Suat Yıldırım = Muhakkak ki, hayatınız için gerekli notları içeren, size şan ve şeref sağlayan bir kitap indirdik. Neden düşünmüyorsunuz?
Süleyman Ateş = Andolsun, size, içinde Zikr'iniz bulunan bir Kitap indirdik. Aklınızı kullanmıyor musunuz?
Tefhim-ul Kuran = Andolsun, size, (bütün durumlarınızı kapsayan) zikrinizin içinde bulunduğu bir Kitap indirdik. Yine de akıllanmayacak mısınız?
Ümit Şimşek = Size de bir kitap indirdik ki, şan ve şerefiniz ondadır. Hâlâ akıl etmiyor musunuz?
Yaşar Nuri Öztürk = Yemin olsun, size bir Kitap gönderdik ki, öğüt ve uyarınız/zikriniz/şerefiniz yalnız ondadır. Hâlâ aklınızı çalıştırmayacak mısınız?

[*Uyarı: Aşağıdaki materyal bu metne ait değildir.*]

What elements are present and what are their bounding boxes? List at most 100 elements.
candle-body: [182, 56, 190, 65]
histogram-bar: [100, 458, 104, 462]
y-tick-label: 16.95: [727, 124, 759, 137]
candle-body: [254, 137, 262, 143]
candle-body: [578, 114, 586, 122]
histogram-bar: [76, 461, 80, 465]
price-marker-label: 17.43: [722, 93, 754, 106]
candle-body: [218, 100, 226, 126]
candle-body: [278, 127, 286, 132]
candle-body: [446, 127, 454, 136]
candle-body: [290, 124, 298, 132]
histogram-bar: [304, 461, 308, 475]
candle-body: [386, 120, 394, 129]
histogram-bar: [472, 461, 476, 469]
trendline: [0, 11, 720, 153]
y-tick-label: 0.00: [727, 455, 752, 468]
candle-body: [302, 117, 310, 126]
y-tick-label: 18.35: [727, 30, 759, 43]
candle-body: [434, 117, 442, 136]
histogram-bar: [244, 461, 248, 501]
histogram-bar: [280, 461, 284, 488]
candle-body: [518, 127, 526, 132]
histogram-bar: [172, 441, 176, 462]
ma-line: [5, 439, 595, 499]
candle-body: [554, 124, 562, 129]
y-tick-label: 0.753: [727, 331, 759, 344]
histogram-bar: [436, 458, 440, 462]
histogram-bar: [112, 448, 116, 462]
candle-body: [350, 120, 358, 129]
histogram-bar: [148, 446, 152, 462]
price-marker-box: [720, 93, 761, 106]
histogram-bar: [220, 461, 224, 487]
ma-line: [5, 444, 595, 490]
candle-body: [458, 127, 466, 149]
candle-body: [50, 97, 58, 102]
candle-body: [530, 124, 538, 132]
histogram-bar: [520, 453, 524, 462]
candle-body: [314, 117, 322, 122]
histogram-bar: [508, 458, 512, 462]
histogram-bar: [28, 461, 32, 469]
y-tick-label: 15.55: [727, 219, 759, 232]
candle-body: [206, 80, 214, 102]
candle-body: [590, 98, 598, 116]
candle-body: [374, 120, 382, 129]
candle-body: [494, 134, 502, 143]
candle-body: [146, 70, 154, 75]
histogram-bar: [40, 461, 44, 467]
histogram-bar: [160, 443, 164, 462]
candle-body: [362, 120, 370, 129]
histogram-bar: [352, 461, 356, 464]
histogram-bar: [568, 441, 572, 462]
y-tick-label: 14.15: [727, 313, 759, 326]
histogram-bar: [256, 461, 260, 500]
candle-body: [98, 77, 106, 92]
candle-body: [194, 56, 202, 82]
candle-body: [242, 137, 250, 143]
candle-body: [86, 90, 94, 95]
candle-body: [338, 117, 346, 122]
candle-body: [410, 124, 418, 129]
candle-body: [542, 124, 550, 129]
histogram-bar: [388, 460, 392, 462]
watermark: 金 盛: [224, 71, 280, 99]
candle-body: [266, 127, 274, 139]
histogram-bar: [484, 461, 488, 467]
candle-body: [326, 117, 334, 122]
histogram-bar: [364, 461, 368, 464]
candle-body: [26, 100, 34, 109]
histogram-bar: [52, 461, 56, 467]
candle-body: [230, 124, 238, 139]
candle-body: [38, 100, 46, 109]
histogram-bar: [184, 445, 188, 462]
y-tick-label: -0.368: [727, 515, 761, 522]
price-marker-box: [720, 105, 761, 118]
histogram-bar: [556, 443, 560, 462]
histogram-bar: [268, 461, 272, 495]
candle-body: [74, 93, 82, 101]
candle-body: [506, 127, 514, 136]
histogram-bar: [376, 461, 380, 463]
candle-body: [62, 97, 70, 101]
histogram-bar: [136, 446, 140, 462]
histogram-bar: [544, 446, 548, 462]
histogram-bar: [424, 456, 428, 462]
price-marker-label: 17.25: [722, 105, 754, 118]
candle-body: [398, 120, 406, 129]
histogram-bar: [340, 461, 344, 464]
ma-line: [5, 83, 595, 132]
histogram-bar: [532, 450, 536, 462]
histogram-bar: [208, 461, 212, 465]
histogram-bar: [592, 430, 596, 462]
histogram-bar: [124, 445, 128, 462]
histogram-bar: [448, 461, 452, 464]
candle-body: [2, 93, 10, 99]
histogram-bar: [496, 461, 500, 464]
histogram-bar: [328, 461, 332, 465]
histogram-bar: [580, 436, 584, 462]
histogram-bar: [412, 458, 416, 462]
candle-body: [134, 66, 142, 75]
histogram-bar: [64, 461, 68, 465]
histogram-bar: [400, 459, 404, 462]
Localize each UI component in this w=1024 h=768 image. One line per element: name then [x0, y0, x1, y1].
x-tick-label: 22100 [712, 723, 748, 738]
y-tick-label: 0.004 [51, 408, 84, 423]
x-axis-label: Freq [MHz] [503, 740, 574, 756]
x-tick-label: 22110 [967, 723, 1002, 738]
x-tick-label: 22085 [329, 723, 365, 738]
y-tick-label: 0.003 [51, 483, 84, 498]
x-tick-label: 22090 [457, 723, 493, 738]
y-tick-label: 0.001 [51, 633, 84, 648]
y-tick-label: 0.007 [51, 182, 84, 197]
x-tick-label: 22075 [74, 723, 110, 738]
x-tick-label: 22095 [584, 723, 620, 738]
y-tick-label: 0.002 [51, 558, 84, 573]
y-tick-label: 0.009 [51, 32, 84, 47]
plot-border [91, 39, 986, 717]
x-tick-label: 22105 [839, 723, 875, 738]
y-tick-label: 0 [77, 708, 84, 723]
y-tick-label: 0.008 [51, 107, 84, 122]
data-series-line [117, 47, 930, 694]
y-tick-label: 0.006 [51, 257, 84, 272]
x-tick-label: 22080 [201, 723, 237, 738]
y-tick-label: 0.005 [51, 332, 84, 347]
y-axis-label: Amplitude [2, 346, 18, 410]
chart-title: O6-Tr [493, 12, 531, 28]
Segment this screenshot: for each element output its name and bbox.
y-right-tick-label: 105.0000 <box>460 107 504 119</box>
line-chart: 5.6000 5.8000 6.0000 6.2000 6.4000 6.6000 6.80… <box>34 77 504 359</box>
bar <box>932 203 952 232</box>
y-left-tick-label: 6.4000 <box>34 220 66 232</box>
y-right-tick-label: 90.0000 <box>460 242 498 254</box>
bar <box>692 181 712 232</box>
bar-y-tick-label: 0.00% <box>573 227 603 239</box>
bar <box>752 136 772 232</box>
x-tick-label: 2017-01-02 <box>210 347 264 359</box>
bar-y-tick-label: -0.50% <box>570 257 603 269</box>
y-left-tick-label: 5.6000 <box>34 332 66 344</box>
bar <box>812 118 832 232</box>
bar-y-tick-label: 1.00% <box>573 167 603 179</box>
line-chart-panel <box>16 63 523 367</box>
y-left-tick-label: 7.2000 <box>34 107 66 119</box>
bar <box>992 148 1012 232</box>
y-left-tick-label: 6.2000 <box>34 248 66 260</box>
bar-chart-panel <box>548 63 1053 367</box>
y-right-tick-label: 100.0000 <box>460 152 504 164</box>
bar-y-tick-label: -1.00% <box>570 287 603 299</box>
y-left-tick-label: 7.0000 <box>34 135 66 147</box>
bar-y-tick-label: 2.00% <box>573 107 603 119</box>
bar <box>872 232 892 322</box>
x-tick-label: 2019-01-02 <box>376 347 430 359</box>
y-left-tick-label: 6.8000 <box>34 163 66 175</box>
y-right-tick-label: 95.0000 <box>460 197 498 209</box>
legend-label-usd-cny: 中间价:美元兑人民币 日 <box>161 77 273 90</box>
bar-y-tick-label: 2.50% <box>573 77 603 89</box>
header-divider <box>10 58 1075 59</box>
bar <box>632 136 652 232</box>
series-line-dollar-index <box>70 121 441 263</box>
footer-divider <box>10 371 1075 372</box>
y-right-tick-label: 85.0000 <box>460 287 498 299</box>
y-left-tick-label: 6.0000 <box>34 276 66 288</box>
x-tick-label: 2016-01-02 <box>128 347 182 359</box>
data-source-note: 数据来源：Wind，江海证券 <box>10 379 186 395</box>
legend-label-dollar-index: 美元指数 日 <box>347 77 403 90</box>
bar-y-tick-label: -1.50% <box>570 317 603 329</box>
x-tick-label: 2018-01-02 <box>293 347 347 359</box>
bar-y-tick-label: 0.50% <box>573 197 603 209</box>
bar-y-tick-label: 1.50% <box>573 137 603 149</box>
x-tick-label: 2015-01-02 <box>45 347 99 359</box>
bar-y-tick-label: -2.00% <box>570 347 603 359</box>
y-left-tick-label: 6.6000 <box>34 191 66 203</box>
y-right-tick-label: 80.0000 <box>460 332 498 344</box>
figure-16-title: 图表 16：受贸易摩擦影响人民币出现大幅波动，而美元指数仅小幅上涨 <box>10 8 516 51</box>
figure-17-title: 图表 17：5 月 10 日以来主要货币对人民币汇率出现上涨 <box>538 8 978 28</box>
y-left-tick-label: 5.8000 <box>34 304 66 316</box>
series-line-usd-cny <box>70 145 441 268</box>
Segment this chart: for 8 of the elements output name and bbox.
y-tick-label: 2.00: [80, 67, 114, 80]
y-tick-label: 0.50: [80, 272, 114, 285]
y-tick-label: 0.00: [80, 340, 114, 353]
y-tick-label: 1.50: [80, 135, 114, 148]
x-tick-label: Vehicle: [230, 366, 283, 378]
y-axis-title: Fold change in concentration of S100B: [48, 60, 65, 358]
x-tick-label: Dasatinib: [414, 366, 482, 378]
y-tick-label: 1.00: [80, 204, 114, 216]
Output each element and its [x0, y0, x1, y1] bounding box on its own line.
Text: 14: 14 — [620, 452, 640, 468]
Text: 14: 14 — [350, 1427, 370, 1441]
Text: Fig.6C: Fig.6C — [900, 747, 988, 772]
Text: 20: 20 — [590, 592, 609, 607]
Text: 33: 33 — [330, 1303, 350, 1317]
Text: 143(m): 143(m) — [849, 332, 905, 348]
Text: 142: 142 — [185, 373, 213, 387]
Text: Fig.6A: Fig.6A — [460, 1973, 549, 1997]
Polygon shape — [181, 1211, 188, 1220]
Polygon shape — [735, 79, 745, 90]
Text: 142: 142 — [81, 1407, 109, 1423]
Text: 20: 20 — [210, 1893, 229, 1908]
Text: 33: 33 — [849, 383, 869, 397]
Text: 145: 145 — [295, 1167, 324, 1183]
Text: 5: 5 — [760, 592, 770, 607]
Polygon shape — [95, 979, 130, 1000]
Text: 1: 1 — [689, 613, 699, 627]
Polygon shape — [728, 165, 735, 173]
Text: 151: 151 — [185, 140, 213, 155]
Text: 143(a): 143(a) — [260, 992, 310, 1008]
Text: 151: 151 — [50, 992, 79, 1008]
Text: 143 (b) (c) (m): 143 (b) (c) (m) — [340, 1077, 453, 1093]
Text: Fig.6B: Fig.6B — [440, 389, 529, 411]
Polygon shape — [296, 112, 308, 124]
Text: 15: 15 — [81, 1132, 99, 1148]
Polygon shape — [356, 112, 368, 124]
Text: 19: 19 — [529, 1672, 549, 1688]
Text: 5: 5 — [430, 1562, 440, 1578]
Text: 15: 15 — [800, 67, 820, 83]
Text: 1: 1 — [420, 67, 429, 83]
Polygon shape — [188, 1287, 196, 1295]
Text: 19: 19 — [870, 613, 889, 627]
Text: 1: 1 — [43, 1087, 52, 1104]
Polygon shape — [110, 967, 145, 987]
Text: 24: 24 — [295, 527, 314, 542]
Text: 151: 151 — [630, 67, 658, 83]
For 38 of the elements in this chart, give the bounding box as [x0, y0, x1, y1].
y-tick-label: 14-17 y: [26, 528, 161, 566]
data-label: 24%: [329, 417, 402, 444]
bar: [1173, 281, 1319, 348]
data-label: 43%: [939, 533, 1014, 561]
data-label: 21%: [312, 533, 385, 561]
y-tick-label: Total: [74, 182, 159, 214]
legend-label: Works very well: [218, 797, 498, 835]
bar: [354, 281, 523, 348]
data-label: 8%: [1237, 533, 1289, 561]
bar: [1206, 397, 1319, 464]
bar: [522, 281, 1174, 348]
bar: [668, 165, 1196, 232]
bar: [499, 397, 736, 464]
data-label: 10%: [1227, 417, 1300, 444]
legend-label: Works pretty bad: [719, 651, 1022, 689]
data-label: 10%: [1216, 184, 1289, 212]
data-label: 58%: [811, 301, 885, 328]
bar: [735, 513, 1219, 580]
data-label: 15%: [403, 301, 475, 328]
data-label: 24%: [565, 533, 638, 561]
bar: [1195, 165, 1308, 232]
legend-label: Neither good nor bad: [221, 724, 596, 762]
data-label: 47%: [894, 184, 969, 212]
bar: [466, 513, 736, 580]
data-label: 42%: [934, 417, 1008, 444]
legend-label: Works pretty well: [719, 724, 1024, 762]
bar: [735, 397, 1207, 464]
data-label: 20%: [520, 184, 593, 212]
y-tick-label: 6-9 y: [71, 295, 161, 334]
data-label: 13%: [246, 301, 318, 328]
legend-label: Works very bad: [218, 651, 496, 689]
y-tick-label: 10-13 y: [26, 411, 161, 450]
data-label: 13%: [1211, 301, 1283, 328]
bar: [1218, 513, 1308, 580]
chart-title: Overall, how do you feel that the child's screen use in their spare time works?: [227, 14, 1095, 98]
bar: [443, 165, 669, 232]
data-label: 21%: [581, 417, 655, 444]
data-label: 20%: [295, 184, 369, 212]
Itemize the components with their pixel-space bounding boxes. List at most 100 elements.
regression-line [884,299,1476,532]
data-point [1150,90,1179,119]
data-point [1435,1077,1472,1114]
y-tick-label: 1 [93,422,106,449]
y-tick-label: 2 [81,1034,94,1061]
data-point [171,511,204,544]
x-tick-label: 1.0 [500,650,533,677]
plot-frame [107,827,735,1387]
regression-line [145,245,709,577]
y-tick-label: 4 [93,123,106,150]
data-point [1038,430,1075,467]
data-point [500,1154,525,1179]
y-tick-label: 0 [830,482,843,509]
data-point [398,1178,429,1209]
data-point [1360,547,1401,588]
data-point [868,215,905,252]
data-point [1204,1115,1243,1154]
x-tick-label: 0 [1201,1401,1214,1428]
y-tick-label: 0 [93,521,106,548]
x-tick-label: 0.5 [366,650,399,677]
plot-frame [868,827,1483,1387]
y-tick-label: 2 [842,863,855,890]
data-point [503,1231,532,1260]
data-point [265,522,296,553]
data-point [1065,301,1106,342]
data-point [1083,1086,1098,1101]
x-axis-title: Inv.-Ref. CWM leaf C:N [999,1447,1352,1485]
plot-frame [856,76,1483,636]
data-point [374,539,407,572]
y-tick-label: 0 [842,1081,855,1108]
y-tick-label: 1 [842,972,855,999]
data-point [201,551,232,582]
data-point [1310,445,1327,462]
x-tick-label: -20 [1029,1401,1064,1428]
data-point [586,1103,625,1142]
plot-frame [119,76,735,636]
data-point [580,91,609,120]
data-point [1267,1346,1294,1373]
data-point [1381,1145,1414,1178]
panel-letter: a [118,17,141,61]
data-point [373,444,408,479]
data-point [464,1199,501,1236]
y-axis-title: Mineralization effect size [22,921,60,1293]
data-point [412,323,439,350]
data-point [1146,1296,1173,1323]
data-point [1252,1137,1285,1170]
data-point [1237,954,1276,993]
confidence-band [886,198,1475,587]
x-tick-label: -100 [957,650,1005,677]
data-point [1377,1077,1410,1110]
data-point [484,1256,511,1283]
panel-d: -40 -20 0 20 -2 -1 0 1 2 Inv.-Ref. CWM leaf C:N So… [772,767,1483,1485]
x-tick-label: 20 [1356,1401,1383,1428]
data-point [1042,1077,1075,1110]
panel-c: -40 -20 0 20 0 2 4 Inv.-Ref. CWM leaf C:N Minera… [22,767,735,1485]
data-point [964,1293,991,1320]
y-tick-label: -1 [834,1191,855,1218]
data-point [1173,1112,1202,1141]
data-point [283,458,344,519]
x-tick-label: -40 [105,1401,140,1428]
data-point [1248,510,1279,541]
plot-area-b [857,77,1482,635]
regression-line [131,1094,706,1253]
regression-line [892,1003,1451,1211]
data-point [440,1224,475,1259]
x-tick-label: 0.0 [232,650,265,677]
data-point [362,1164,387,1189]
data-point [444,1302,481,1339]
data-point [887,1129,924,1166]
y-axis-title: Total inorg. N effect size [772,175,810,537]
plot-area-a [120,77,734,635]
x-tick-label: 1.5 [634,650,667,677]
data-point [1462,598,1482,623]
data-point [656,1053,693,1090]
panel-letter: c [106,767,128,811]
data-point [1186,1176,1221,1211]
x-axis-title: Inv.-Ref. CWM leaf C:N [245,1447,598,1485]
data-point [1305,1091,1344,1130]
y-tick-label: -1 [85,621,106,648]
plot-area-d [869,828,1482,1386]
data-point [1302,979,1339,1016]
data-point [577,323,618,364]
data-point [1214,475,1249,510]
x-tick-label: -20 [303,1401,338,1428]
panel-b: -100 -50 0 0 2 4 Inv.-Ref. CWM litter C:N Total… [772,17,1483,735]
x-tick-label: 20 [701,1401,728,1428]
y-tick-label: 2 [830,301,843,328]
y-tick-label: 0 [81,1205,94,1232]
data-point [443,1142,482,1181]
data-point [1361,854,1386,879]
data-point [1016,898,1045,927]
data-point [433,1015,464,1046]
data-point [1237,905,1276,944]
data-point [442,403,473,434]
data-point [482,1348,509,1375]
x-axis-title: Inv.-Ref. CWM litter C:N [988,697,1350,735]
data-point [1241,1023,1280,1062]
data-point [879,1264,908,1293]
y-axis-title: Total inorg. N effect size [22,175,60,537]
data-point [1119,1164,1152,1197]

İskender Ali Mihr = Andolsun ki; içinde, sizi zikreden (sizden bahseden) bir kitap indirdik. Hâlâ akıl etmez misiniz?
İlyas Yorulmaz = Hiç şüphe yok ki, içinde size öğütlerle dolu bir kitap indirdik. Hala aklınızı kullanmıyor musunuz?